Lures designed before about 1960 can look a bit odd. Of course, imagine what an angler in the 1950s would think about a castable umbrella rig or a modern crankbait. Probably that they look a bit odd. The Heddon Bayou Boogie was introduced more than 50 years ago and looks a bit odd no matter what era you’re living in.

Despite its irregular looks, the Bayou Boogie is an effective baitfish imitation that I use to catch an amazing variety of fresh and saltwater species. It is a tremendously versatile little bait, thanks largely to that unique shape, which allows it to effectively imitate any deep-bodied preyfish.
boogie
The bait’s roughly triangular shape also allows it to cast remarkably well despite its relatively small size and light weight (2 inches, 1/3 ounce). I cast in on both spinning and casting reels, even in the wind we often experience on our Texas coastal bays.

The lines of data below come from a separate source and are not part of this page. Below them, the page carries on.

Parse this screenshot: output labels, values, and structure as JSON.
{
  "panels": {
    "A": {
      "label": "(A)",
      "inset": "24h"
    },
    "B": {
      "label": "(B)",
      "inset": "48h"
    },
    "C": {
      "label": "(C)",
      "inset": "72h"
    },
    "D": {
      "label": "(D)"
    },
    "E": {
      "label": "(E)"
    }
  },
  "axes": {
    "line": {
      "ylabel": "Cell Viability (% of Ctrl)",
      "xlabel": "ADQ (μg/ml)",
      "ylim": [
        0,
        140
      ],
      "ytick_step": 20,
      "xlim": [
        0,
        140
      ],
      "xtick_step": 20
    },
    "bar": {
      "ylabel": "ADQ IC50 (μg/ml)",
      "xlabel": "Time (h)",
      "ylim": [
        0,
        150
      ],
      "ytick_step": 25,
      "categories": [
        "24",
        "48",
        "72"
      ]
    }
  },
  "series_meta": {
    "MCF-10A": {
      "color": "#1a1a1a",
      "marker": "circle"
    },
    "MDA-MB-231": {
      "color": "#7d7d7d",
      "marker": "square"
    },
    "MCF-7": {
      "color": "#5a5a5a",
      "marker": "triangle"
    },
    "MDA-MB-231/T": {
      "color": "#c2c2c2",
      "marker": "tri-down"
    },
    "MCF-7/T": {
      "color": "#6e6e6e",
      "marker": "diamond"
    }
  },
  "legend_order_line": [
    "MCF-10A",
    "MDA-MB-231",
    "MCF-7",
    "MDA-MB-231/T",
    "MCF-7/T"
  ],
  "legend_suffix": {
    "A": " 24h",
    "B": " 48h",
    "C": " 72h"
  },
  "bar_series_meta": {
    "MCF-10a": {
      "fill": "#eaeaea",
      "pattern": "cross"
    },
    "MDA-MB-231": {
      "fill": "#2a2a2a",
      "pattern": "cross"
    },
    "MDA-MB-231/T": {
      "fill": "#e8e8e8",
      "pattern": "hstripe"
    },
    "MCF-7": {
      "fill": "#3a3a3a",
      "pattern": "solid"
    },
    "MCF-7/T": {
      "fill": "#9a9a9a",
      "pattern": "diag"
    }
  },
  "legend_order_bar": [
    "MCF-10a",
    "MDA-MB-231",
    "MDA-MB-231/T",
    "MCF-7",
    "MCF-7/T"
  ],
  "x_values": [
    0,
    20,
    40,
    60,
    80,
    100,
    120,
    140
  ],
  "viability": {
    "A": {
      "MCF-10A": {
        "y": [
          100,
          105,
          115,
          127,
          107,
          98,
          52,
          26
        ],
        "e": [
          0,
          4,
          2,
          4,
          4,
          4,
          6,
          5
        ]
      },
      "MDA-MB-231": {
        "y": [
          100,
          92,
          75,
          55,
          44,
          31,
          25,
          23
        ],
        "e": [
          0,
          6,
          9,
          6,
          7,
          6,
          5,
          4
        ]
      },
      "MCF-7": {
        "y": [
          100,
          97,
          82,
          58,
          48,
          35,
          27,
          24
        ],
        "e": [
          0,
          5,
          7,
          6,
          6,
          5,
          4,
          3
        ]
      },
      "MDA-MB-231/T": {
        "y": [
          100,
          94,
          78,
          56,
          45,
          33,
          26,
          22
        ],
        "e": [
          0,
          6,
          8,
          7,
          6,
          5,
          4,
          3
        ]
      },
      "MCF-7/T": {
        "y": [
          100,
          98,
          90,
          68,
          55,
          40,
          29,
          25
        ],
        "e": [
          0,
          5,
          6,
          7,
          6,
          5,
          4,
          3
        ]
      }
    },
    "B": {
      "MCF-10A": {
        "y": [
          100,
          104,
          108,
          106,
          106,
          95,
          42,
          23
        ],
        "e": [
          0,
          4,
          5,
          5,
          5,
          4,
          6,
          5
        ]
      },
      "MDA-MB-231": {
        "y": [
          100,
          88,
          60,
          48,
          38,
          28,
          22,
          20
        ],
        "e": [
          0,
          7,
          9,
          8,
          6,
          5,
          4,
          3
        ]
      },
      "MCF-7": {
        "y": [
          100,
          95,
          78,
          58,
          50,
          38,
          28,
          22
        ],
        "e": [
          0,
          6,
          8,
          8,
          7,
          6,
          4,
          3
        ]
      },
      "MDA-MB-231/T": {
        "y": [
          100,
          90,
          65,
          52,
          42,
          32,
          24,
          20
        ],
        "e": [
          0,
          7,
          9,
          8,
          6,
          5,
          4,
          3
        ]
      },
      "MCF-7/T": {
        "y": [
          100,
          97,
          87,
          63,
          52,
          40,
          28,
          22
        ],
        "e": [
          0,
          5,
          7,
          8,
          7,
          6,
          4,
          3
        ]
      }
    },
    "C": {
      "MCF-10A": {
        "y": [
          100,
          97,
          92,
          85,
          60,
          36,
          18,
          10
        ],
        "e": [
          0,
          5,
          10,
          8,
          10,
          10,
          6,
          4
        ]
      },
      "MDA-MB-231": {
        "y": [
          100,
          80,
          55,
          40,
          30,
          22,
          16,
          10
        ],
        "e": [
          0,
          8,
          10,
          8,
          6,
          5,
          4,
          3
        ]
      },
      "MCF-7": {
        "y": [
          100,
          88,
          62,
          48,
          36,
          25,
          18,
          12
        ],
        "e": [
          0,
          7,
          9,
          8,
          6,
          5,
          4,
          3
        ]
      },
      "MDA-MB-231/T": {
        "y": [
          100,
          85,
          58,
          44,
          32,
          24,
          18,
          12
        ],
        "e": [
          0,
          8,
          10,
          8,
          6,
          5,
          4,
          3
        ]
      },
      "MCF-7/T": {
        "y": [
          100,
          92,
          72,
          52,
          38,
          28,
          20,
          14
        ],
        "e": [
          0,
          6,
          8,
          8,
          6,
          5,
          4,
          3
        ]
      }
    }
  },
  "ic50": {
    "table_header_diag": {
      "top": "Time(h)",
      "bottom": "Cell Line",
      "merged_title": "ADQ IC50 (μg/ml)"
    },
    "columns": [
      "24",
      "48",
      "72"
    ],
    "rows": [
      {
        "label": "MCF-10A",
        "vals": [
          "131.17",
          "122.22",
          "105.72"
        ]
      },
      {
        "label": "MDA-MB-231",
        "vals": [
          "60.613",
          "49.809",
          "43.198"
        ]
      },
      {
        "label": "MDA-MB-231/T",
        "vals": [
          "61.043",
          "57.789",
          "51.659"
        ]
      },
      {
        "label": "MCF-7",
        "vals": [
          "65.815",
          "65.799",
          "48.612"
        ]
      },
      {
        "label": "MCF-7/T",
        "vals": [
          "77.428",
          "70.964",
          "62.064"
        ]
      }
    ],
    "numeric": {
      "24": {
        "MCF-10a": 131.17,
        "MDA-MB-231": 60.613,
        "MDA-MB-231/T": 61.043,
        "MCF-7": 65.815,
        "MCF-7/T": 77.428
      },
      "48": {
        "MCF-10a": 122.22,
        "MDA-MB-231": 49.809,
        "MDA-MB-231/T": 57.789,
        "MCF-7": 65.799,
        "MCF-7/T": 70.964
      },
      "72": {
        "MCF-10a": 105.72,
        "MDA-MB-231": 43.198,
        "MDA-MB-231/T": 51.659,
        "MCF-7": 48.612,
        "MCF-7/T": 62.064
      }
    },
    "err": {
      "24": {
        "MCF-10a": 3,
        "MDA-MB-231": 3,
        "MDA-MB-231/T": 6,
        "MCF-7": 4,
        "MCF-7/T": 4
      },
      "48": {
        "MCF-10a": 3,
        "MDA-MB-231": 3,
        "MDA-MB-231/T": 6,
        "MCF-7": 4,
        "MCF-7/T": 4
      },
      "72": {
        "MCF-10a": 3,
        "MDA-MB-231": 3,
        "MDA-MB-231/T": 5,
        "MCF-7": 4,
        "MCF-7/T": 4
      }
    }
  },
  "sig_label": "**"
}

The Bayou Boogie is a countdown bait, meaning anglers can effectively approximate the depth at which the bait is retrieved by counting as it descends once it hits the water. Simply counting to the appropriate depth and steadily reeling the bait back can produce good results – especially when fishing over or alongside structure. But, the Bayou Boogie can also be worked vertically like a jigging spoon when working over deep structure. I also like to burn it over shallow grass flats, then pause and allow it to drop into the deeper sand pockets found on the flats. This can often trigger incredible strikes from jumbo speckled trout waiting to ambush baitfish that meander into these bare bottom areas.

While the Bayou Boogies can produce year around, I have found it especially effective in late spring and early summer because it’s about the same size and shape as many of the recently hatched baitfish in lakes and bays.

But regardless of season, I always have one in my box and don’t hesitate to use it whenever fish are feeding on baitfish in the 1 ½ to 3-inch size range. To that end, it has proven to be one of the most effective baits I have ever thrown when fishing for speckled trout at night under the lights. I have had very good results casting a Bayou Boogie beyond the orb of water illuminated by the lights and retrieving it along the fringes of the lit area.
speck
But, back to the basic cast, count and reel retrieve. I find myself throwing a Bayou Boogie just about any time I am casting parallel to long structure. This includes bulkheads and jetties in saltwater, grass beds and boat docks in freshwater, and channel edges wherever they are found. The tight wobble and vibration emitted by the Bayou Boogie tempts virtually any fish hiding in or along this type of structure. By employing the bait in this type of situation, I’ve caught black bass, white bass, crappie, speckled trout, snook, redfish, mangrove snapper, jack crevalle and Spanish mackerel.

The other great thing about this type of retrieve is anyone can master it in a mater of seconds. This allows anglers of all experience levels to catch fish with very little practice. Really and truly, the Bayou Boogie is a fun bait to fish. Because of its somewhat diminutive stature, just about anything feeding on small, deep-bodied baitfish will hit it. This makes it especially exciting to use when a variety of species is found along a singular piece of structure such as a saltwater jetty. In a situation like this, you can catch a different species every cast.